In its current form, the bill would put protesters at risk of lengthy prison sentences and hefty fines for actions that cause “serious annoyance”, which could be done just by making noise, and for anyone found guilty of damaging a statue or memorial.
It would expand police stop-and-search powers, and new laws against residing on land without authorisation with a vehicle would effectively criminalise the way of life of gypsy, Roma and traveller communities.
Amendments added to the bill by the Government in the House of Lords in November make it a criminal offence to obstruct major transport works or attach oneself to objects or people, and would equip police with the power to ban named individuals from demonstrating or even using the internet to encourage others to do so.
Labour members in the House of Lords tweeted that they will be “opposing protest clauses added late on” to the wide-ranging bill in Monday’s votes.
Ben Hancock, 70, from London, told the PA news agency: “The measures are completely draconian really, basically rights will be taken away from anybody to protest.
“I mean, effectively we’re going to be reduced to a state similar to Russia.”
Sue, 62, who would only give her first name and who had travelled to the protest as part of Extinction Rebellion from Godalming, Surrey, said: “I believe that some of the provisions in that bill will severely limit the sorts of things that we’re able to do to protest.”

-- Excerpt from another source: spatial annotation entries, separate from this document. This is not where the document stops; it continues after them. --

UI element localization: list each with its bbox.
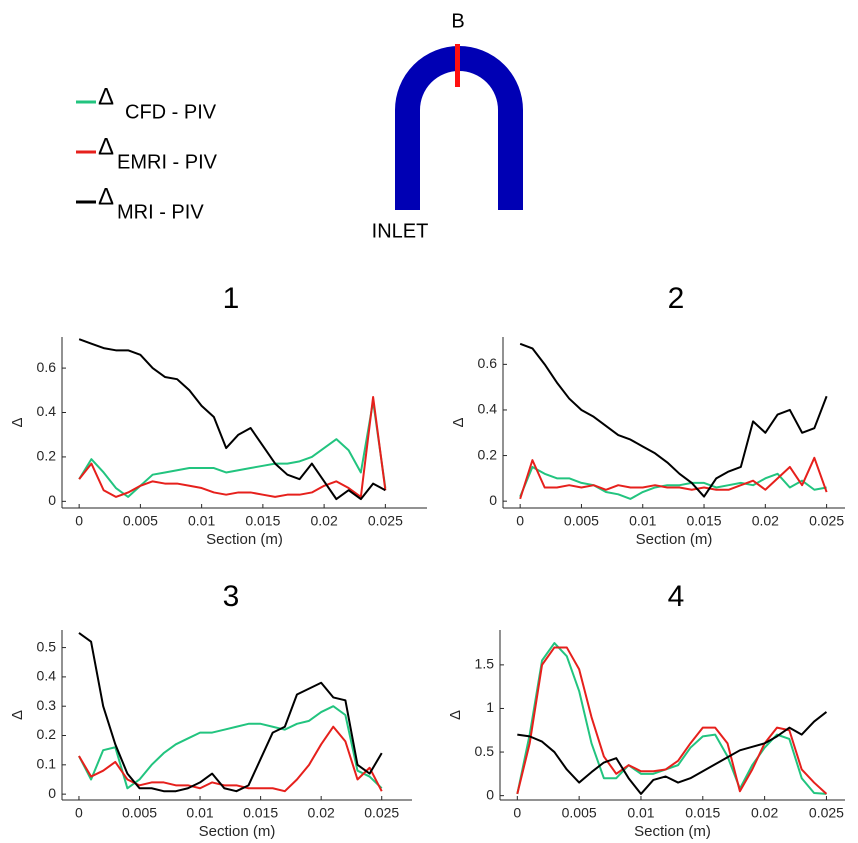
x-tick-label: 0.01 xyxy=(627,805,654,821)
x-tick-label: 0 xyxy=(516,513,524,529)
y-axis-label: Δ xyxy=(9,710,26,720)
y-tick-label: 0.6 xyxy=(478,355,498,371)
legend-symbol: Δ xyxy=(98,183,114,210)
y-tick-label: 0.2 xyxy=(37,448,57,464)
x-tick-label: 0.025 xyxy=(809,513,844,529)
data-line xyxy=(78,400,387,498)
data-line xyxy=(78,395,387,498)
x-tick-label: 0.01 xyxy=(188,513,215,529)
data-line xyxy=(519,342,828,498)
y-tick-label: 0.4 xyxy=(37,403,57,419)
x-tick-label: 0.02 xyxy=(752,513,779,529)
y-tick-label: 0.6 xyxy=(37,359,57,375)
inlet-label: INLET xyxy=(372,220,429,242)
x-axis-label: Section (m) xyxy=(636,531,713,548)
data-line xyxy=(517,711,828,795)
x-axis-label: Section (m) xyxy=(634,823,711,840)
x-axis-label: Section (m) xyxy=(199,823,276,840)
panel-title: 3 xyxy=(223,580,240,613)
legend-symbol: Δ xyxy=(98,133,114,160)
y-axis-label: Δ xyxy=(9,417,26,427)
x-tick-label: 0.025 xyxy=(364,805,399,821)
y-tick-label: 0.5 xyxy=(475,743,495,759)
x-tick-label: 0.02 xyxy=(751,805,778,821)
y-tick-label: 0.3 xyxy=(37,697,57,713)
panel-title: 1 xyxy=(223,282,240,315)
x-tick-label: 0.025 xyxy=(368,513,403,529)
data-line xyxy=(78,705,383,790)
panel-title: 2 xyxy=(668,282,685,315)
y-tick-label: 0.4 xyxy=(37,668,57,684)
x-tick-label: 0 xyxy=(513,805,521,821)
y-tick-label: 0.1 xyxy=(37,756,57,772)
x-tick-label: 0 xyxy=(75,805,83,821)
x-tick-label: 0 xyxy=(75,513,83,529)
section-marker xyxy=(455,44,460,87)
y-tick-label: 1.5 xyxy=(475,656,495,672)
x-tick-label: 0.005 xyxy=(123,513,158,529)
y-tick-label: 0.5 xyxy=(37,638,57,654)
data-line xyxy=(516,646,828,795)
x-tick-label: 0.01 xyxy=(629,513,656,529)
data-line xyxy=(519,456,828,500)
section-label: B xyxy=(451,10,464,32)
x-tick-label: 0.01 xyxy=(186,805,213,821)
x-tick-label: 0.015 xyxy=(243,805,278,821)
y-tick-label: 0.4 xyxy=(478,401,498,417)
y-tick-label: 0 xyxy=(48,492,56,508)
x-axis-label: Section (m) xyxy=(206,531,283,548)
data-line xyxy=(78,632,383,793)
y-tick-label: 0 xyxy=(486,786,494,802)
x-tick-label: 0.02 xyxy=(308,805,335,821)
data-line xyxy=(78,338,386,501)
y-tick-label: 0.2 xyxy=(478,446,498,462)
x-tick-label: 0.02 xyxy=(310,513,337,529)
legend-label: MRI - PIV xyxy=(117,201,204,223)
panel-title: 4 xyxy=(668,580,685,613)
x-tick-label: 0.025 xyxy=(809,805,844,821)
x-tick-label: 0.005 xyxy=(564,513,599,529)
x-tick-label: 0.005 xyxy=(562,805,597,821)
x-tick-label: 0.015 xyxy=(687,513,722,529)
data-line xyxy=(516,642,827,795)
x-tick-label: 0.015 xyxy=(245,513,280,529)
legend-label: CFD - PIV xyxy=(125,101,217,123)
data-line xyxy=(78,725,383,793)
legend-symbol: Δ xyxy=(98,83,114,110)
y-tick-label: 0.2 xyxy=(37,726,57,742)
x-tick-label: 0.015 xyxy=(685,805,720,821)
legend-label: EMRI - PIV xyxy=(117,151,218,173)
y-axis-label: Δ xyxy=(450,417,467,427)
data-line xyxy=(519,465,827,500)
y-tick-label: 0 xyxy=(489,492,497,508)
y-tick-label: 0 xyxy=(48,785,56,801)
y-tick-label: 1 xyxy=(486,699,494,715)
x-tick-label: 0.005 xyxy=(122,805,157,821)
y-axis-label: Δ xyxy=(447,710,464,720)
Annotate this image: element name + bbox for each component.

Tied to a fellow protester, she added: “So we won’t, for instance, be able to be together like this holding hands, or or even tying ourselves together.
“There are many, many things that we won’t be able to do and really, protests will just be a thing of the past.
“And so many of the the freedoms that we have in this country have been gained through protest.
“Not through just people being quiet about it, and people in power deciding that they’ll give freedoms to people, but because people have come out on the streets and made a noise and made a protest.
“And I want to still be able to do that, I want my children to be able to do that.”
Terry Matthews, 69, from south London said: “I think we’re facing a really vitriolic attack on our rights to protest and our freedoms to show our dissatisfaction with the status of the Government and the country.
“And it’s a really dangerous step to try to take.”
Home Secretary Priti Patel has argued that the laws are to rein in disruptive protest actions by groups such as Insulate Britain, who have glued themselves to motorways, but critics say its impact would be much further reaching.
The national day of action also saw crowds march through Manchester city centre with smoke flares, causing some transport disruption, and North of Tyne Mayor Jamie Driscoll telling a rally in Newcastle that the legislation was not about law and order but “about taking away our rights to protest”.
In Bristol, some of those gathered on College Green held decorated riot shields and placards that read “remove the Tories, not our rights” and “democracy without dissent = dictatorship”.